Markus Zusak A Rapariga Que Roubava Livros
Luz, aqui, se calhar, é apenas uma metáfora, Graza.
Mas eu julgo que é uma metáfora que se vê.
Talvez o rosto da Irena novinha mostre essa luz-Causa, causa de ter salvo crianças, todas quantas poude, de ter deixado que lhe partissem os braços e as pernas e o mais que se adivinha, para não revelar onde as tinha escondido. A luz - ou o que eu chamo luz - creio que vem da «compaixão», a capacidade de viver a alegria e a dor dos outros.
Talvez o rosto da Irena velha reflicta apenas a paz da pessoa sabedora de que não vendeu a sua humanidade e de que podia ter morrido por isso.
Mas, se calhar, estou a imaginar coisas.
Era mais fácil supor que a polaca salvava as crianças para as vender a um banco de órgãos e ficou muito rica com isso. Se resistiu à tortura foi para não revelar debaixo de que colchão tinha enfiado as barras de oiro... É o tipo de filme que Hollyhood faria, como fez o Titanic com toda a gente a bater-se para um lugar nas baleeiras. E nós aceitaríamos melhor as nossas pequenas baixezas:
afinal, não há heróis, pois não?
Mas, ao ver as fotografias, tanto de velhinha, como de rapariguinha nova, eu não consigo ver isso.
Um abraço, Graza, e desculpe este arrazoado.
Um dos meus piores defeitos é ficar tanto mais feliz quanto mais descarrilo.
"Quanto mais não fosse, o velho morreria como humano. Ou, pelo menos, com o pensamento de que era humano..."

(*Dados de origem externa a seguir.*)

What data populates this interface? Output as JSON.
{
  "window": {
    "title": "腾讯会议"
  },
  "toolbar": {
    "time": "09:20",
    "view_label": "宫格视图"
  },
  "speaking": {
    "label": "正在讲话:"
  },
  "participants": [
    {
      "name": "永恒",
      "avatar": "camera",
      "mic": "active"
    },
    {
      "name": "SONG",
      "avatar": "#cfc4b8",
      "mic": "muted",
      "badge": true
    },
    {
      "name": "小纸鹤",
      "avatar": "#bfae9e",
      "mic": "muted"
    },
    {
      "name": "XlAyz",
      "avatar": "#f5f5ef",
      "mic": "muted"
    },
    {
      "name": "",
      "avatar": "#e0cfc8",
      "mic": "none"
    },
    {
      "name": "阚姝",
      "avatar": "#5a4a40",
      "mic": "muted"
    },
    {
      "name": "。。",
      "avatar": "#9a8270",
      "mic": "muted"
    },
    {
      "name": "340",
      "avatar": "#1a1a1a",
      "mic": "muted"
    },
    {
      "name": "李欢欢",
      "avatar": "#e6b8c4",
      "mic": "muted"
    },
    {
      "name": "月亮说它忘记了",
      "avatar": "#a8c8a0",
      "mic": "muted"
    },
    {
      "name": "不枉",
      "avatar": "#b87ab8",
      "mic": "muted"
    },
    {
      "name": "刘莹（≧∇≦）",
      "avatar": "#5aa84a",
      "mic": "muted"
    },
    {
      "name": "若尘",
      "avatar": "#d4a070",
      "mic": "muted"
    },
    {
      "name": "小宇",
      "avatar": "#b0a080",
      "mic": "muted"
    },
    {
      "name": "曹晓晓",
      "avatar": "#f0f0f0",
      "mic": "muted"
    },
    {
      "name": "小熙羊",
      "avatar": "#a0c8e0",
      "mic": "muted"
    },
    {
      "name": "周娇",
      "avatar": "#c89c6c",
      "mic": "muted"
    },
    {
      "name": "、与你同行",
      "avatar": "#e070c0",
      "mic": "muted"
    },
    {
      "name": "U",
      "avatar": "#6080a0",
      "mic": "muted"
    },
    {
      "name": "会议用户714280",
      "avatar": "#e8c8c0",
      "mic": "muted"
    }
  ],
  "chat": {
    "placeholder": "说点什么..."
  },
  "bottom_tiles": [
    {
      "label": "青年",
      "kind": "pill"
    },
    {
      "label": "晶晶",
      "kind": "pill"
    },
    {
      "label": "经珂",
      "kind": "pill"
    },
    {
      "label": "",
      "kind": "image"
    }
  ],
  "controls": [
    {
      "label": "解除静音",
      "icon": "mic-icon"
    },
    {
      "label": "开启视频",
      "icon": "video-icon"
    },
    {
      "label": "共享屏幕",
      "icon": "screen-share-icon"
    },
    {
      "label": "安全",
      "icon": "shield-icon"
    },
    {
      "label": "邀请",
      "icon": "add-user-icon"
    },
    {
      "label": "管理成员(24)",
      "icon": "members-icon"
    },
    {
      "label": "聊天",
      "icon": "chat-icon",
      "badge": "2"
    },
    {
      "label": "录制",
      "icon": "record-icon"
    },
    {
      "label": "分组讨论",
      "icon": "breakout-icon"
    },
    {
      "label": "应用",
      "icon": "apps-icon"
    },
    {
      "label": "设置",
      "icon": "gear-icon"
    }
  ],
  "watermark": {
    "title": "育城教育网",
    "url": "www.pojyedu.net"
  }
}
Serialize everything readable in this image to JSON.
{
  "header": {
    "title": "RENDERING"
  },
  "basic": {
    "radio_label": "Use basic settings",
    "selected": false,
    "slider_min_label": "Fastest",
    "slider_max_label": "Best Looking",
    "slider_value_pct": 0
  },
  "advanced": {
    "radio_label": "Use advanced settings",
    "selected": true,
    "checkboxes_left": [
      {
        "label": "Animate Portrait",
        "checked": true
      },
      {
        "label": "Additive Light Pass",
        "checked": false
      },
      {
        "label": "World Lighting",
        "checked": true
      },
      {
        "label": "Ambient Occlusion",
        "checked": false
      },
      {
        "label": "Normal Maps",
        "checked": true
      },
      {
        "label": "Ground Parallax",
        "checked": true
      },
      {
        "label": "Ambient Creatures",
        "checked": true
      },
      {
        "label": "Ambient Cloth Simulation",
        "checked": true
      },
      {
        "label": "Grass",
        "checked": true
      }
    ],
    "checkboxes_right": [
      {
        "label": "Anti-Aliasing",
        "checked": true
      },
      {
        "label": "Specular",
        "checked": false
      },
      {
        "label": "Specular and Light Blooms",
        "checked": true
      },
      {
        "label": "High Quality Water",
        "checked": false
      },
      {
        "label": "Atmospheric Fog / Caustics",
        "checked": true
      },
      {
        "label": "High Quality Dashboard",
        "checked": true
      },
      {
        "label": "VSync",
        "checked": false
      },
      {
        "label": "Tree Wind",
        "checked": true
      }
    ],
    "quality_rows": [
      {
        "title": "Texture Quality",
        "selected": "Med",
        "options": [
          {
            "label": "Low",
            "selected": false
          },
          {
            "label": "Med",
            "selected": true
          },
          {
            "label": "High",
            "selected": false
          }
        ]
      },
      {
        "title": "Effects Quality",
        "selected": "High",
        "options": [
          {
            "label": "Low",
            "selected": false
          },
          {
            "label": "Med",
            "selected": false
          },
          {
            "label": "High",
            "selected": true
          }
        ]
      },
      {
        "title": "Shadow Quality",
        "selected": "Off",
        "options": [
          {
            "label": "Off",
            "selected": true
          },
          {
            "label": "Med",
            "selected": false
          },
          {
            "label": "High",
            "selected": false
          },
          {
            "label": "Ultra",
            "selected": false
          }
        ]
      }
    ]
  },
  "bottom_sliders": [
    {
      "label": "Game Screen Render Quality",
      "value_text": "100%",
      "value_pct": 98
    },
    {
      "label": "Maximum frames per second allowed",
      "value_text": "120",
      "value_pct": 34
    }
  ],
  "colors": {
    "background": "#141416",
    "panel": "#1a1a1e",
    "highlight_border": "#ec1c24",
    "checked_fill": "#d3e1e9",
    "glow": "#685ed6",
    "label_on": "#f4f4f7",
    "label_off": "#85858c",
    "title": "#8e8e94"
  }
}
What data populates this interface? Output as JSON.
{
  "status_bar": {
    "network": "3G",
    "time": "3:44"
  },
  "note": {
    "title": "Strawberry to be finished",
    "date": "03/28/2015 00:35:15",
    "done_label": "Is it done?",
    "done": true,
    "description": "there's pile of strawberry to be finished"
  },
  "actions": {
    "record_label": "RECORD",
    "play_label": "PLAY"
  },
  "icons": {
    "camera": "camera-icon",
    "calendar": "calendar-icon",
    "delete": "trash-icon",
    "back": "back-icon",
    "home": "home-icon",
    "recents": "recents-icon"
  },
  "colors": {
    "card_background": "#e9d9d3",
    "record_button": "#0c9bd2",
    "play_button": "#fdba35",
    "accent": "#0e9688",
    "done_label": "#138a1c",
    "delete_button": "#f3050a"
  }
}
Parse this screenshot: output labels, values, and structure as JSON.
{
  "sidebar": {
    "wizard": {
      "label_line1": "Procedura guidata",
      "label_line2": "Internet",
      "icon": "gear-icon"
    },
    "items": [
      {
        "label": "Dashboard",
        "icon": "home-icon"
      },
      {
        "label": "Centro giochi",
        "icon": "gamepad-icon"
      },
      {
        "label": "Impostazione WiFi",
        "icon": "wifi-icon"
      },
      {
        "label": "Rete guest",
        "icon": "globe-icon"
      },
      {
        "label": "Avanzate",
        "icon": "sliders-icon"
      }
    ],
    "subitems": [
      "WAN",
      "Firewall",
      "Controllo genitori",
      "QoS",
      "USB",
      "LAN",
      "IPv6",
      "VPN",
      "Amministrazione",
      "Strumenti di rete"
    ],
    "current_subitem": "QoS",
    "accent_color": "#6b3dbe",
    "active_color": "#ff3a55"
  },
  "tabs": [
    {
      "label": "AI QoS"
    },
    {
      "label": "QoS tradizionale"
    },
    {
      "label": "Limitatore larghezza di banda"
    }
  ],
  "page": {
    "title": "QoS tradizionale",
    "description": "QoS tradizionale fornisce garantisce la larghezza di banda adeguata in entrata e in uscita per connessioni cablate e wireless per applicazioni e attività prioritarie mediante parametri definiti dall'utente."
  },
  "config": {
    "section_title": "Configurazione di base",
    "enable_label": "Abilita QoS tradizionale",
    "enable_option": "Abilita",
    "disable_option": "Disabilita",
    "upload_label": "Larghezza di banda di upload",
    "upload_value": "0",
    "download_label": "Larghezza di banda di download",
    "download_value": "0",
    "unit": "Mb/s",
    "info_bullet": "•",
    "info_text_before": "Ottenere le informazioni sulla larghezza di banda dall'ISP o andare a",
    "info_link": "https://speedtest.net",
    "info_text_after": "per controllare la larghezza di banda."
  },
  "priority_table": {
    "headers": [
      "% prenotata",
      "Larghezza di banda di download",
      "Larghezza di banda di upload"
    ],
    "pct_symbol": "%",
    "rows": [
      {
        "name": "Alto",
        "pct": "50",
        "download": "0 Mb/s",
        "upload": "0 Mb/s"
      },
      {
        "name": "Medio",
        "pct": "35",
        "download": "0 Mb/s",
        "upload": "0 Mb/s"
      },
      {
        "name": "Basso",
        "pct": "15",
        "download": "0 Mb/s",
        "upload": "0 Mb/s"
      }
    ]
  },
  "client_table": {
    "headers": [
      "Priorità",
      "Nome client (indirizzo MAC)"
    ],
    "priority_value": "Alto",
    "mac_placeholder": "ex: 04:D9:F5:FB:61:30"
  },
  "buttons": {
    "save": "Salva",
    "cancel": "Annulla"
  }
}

Obrigado por este texto, Anita.
Acredito que a «compaixão», no sentido que usei há uns posts atrás, a propósito da Aung San Suu Kyi, é dispensadora de humanidade.
Mas não gosto desta palavra «dispensar».
Ela confere, ela dá, faz do outro uma pessoa, por mais na fossa que ela esteja, por mais que a sua humanidade tenha sido desfeita - como no caso do velho judeu.
Mas aqui estou no limite do que julgo saber e do que sei que não consigo distinguir.
Um abraço.
Os dois rostos refletem da mesma forma essa luz metafórica a que também eu me referia, mas perante a probabilidade “daquela” causa que me levaria a outros ligações, e a certeza de um efeito, passei então a referir-me aos efeito/consequência dos actos da Irena nova, no rosto da Irena velha, o que não invalida que não me tenha detido, e achado existir no rosto daquela jovem a certeza de que teria ainda alguma tarefa nobre na vida.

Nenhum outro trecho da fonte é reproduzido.